The only reason Lin got a whiff of court time to begin with was because Baron Davis, Mike Bibby, and Toney Douglas were all either injured or ineffective. If Chandler wanted to catch a breather, his replacements were Jared Jeffries, who lacked the strength to be a presence inside, or Josh Harrelson, who lacked the agility and the ability.
What a difference a year makes.
The deck has been cleared at point guard, with this bunch running deep behind Felton. Jason Kidd may be 39-years old, but no one can match his instincts at the point guard position. Should someone go down in front of him, the 35-year old rookie Pablo Prigioni has shown strong court vision and passing ability at the point for Argentina's national team.
In the post, Chandler's new reinforcements are some familiar faces. Marcus Camby and Kurt Thomas are both making Knicks revival tours this season. Why neither is the player they were the last time the Knicks made a run at a title, they can still do two things: bang around inside and bring a bulldog mentality onto the court.
True to the Big Three formula, the Knicks trotted out a shallow roster in their first year with Anthony, Stoudemire, and Chandler. Now the Knicks have a full team, and they're ready to show it on the court.
Six teams in the Eastern Conference finished ahead of the Knicks last season. That is not going to happen this time around.
Not only are the Knicks improved, but there are fewer teams to challenge them.
Most notably, the Bulls will be without Derrick Rose for a chunk of next season, and it will likely be even longer before he is playing up to his full potential once again.
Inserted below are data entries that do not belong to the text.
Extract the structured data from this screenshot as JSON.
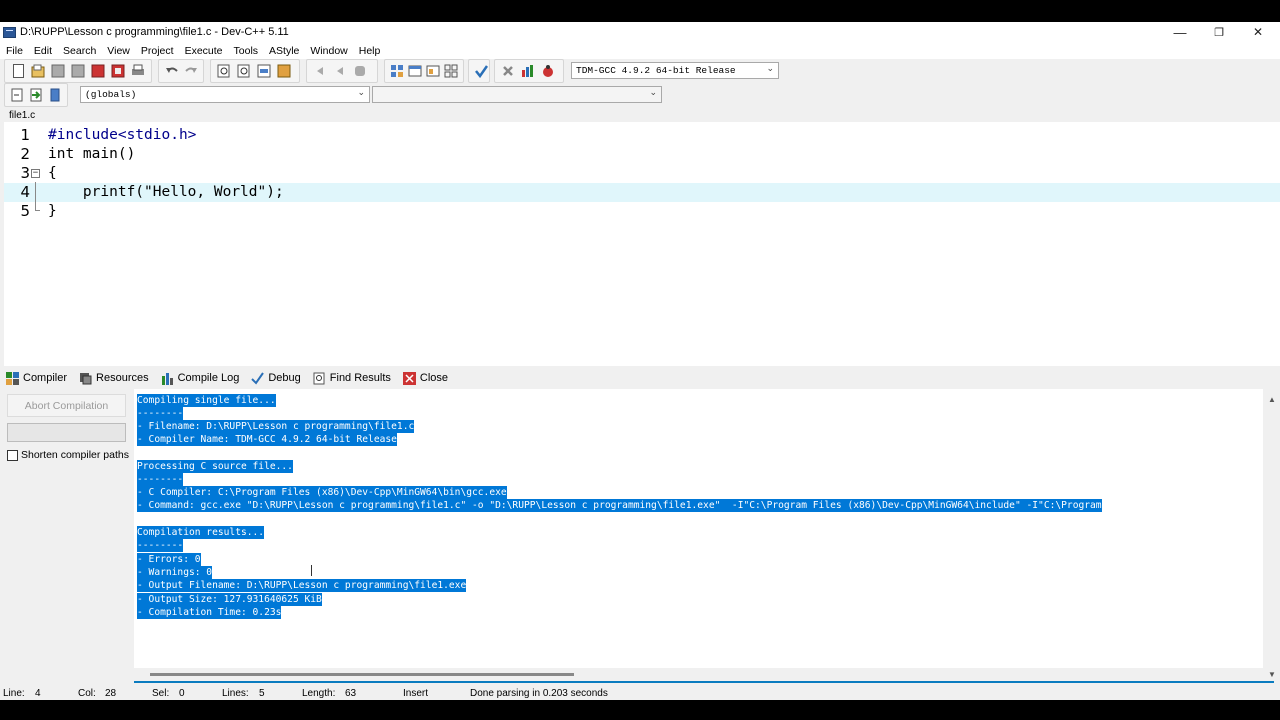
{
  "window": {
    "title": "D:\\RUPP\\Lesson c programming\\file1.c - Dev-C++ 5.11",
    "minimize": "—",
    "restore": "❐",
    "close": "✕"
  },
  "menu": [
    "File",
    "Edit",
    "Search",
    "View",
    "Project",
    "Execute",
    "Tools",
    "AStyle",
    "Window",
    "Help"
  ],
  "toolbar": {
    "compiler_select": "TDM-GCC 4.9.2 64-bit Release",
    "scope_select": "(globals)",
    "member_select": ""
  },
  "editor": {
    "tab": "file1.c",
    "lines": [
      {
        "num": "1",
        "text": "#include<stdio.h>"
      },
      {
        "num": "2",
        "text": "int main()"
      },
      {
        "num": "3",
        "text": "{"
      },
      {
        "num": "4",
        "text": "    printf(\"Hello, World\");"
      },
      {
        "num": "5",
        "text": "}"
      }
    ],
    "active_line": 4
  },
  "bottom_tabs": [
    "Compiler",
    "Resources",
    "Compile Log",
    "Debug",
    "Find Results",
    "Close"
  ],
  "selected_bottom_tab": "Compile Log",
  "compile_panel": {
    "abort_button": "Abort Compilation",
    "shorten_paths": "Shorten compiler paths"
  },
  "log": [
    "Compiling single file...",
    "--------",
    "- Filename: D:\\RUPP\\Lesson c programming\\file1.c",
    "- Compiler Name: TDM-GCC 4.9.2 64-bit Release",
    "",
    "Processing C source file...",
    "--------",
    "- C Compiler: C:\\Program Files (x86)\\Dev-Cpp\\MinGW64\\bin\\gcc.exe",
    "- Command: gcc.exe \"D:\\RUPP\\Lesson c programming\\file1.c\" -o \"D:\\RUPP\\Lesson c programming\\file1.exe\"  -I\"C:\\Program Files (x86)\\Dev-Cpp\\MinGW64\\include\" -I\"C:\\Program",
    "",
    "Compilation results...",
    "--------",
    "- Errors: 0",
    "- Warnings: 0",
    "- Output Filename: D:\\RUPP\\Lesson c programming\\file1.exe",
    "- Output Size: 127.931640625 KiB",
    "- Compilation Time: 0.23s"
  ],
  "status": {
    "line_label": "Line:",
    "line": "4",
    "col_label": "Col:",
    "col": "28",
    "sel_label": "Sel:",
    "sel": "0",
    "lines_label": "Lines:",
    "lines": "5",
    "length_label": "Length:",
    "length": "63",
    "mode": "Insert",
    "message": "Done parsing in 0.203 seconds"
  },
  "colors": {
    "selection": "#0078d7",
    "active_line": "#e0f6fb",
    "preprocessor": "#00008b"
  }
}
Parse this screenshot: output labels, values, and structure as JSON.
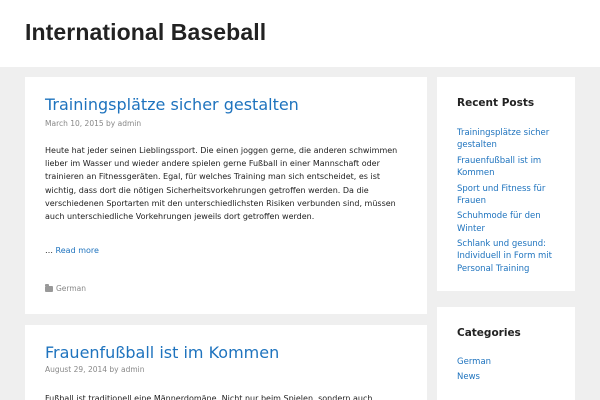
{
  "site": {
    "title": "International Baseball"
  },
  "posts": [
    {
      "title": "Trainingsplätze sicher gestalten",
      "date": "March 10, 2015",
      "by": "by",
      "author": "admin",
      "excerpt": "Heute hat jeder seinen Lieblingssport. Die einen joggen gerne, die anderen schwimmen lieber im Wasser und wieder andere spielen gerne Fußball in einer Mannschaft oder trainieren an Fitnessgeräten. Egal, für welches Training man sich entscheidet, es ist wichtig, dass dort die nötigen Sicherheitsvorkehrungen getroffen werden. Da die verschiedenen Sportarten mit den unterschiedlichsten Risiken verbunden sind, müssen auch unterschiedliche Vorkehrungen jeweils dort getroffen werden.",
      "read_more_prefix": "…",
      "read_more": "Read more",
      "category": "German",
      "category_icon": "folder-icon"
    },
    {
      "title": "Frauenfußball ist im Kommen",
      "date": "August 29, 2014",
      "by": "by",
      "author": "admin",
      "excerpt": "Fußball ist traditionell eine Männerdomäne. Nicht nur beim Spielen, sondern auch"
    }
  ],
  "sidebar": {
    "recent_posts": {
      "title": "Recent Posts",
      "items": [
        "Trainingsplätze sicher gestalten",
        "Frauenfußball ist im Kommen",
        "Sport und Fitness für Frauen",
        "Schuhmode für den Winter",
        "Schlank und gesund: Individuell in Form mit Personal Training"
      ]
    },
    "categories": {
      "title": "Categories",
      "items": [
        "German",
        "News"
      ]
    }
  },
  "colors": {
    "link": "#1e73be",
    "background": "#efefef",
    "card": "#ffffff",
    "text": "#222222",
    "meta": "#888888"
  }
}
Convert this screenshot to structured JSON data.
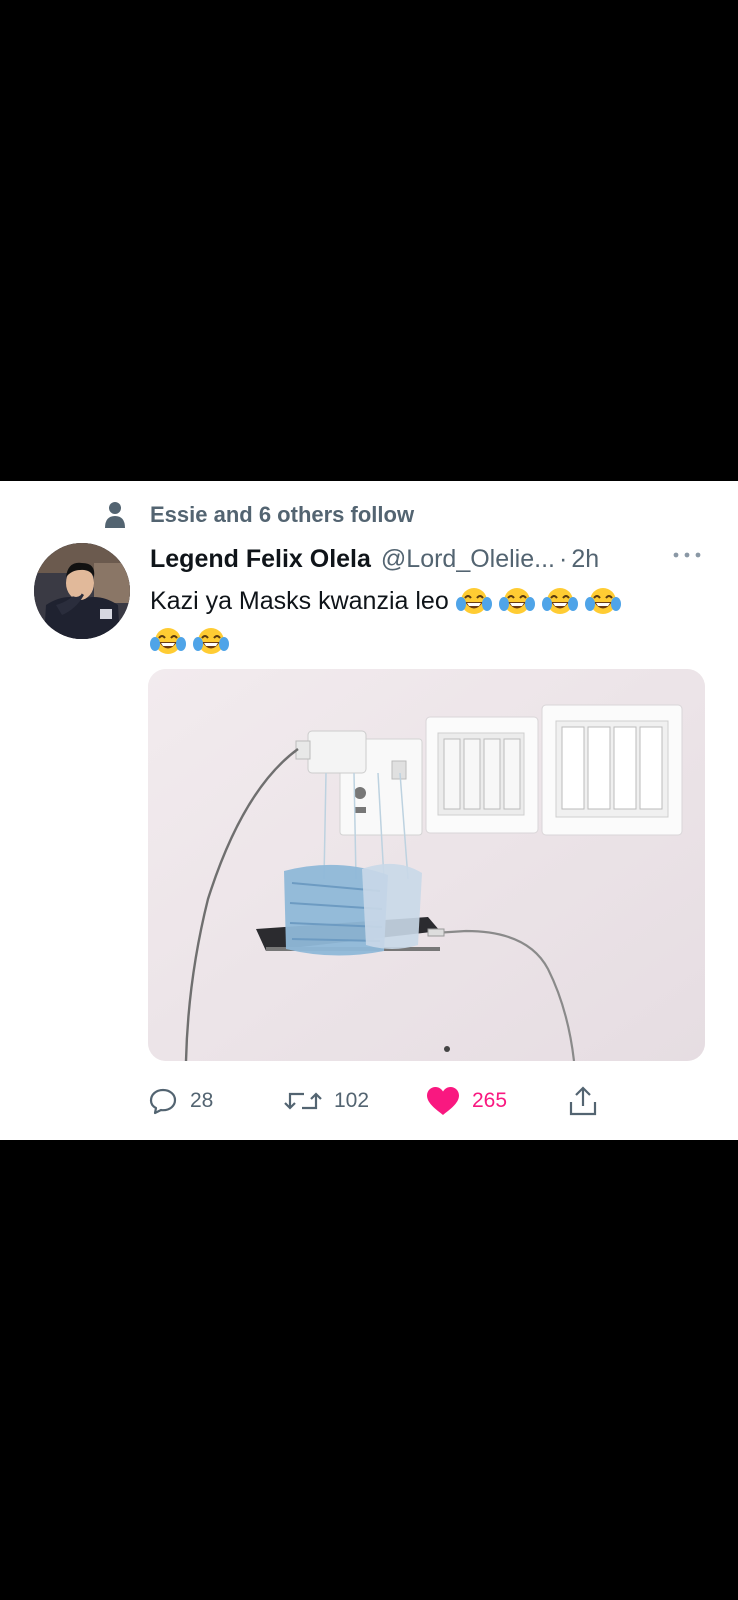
{
  "social_context": {
    "text": "Essie and 6 others follow",
    "icon": "person-icon"
  },
  "tweet": {
    "author_name": "Legend Felix Olela",
    "handle": "@Lord_Olelie...",
    "separator": "·",
    "time": "2h",
    "text": "Kazi ya Masks kwanzia leo",
    "emoji": "tears-of-joy-emoji",
    "emoji_count_line1": 4,
    "emoji_count_line2": 2,
    "media_icon": "photo"
  },
  "actions": {
    "replies": "28",
    "retweets": "102",
    "likes": "265",
    "liked": true,
    "like_color": "#f91880"
  },
  "colors": {
    "text_primary": "#0f1419",
    "text_secondary": "#536471",
    "background": "#000000"
  }
}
That will knock Chicago off the top of the conference standings.
All this is to say the New York can compete with anyone in the East, but what about beating the Heat?
The Heat are the best in the league, but the Knicks now match up much better against the team that ousted them last season.
Playing together in a system built to feature both of them, Melo and Amar'e should be a better match for the scoring of LeBron James and Dwyane Wade. On the defensive end, New York now has two lockdown defenders to throw at Miami's wings in Shumpert and Brewer, a luxury not available a year ago.
Ultimately, Miami is still the better team, and there is no disputing that. However, New York will throw out a roster that is better, deeper, and more cohesive than it was last time these teams met, and that gives them a shot in a seven-game series.
The Knicks might not be favored, but they can get past Miami in 2013, which wasn't true the year before. If they can beat the Heat, they can beat anyone in the league, and they can win an NBA title.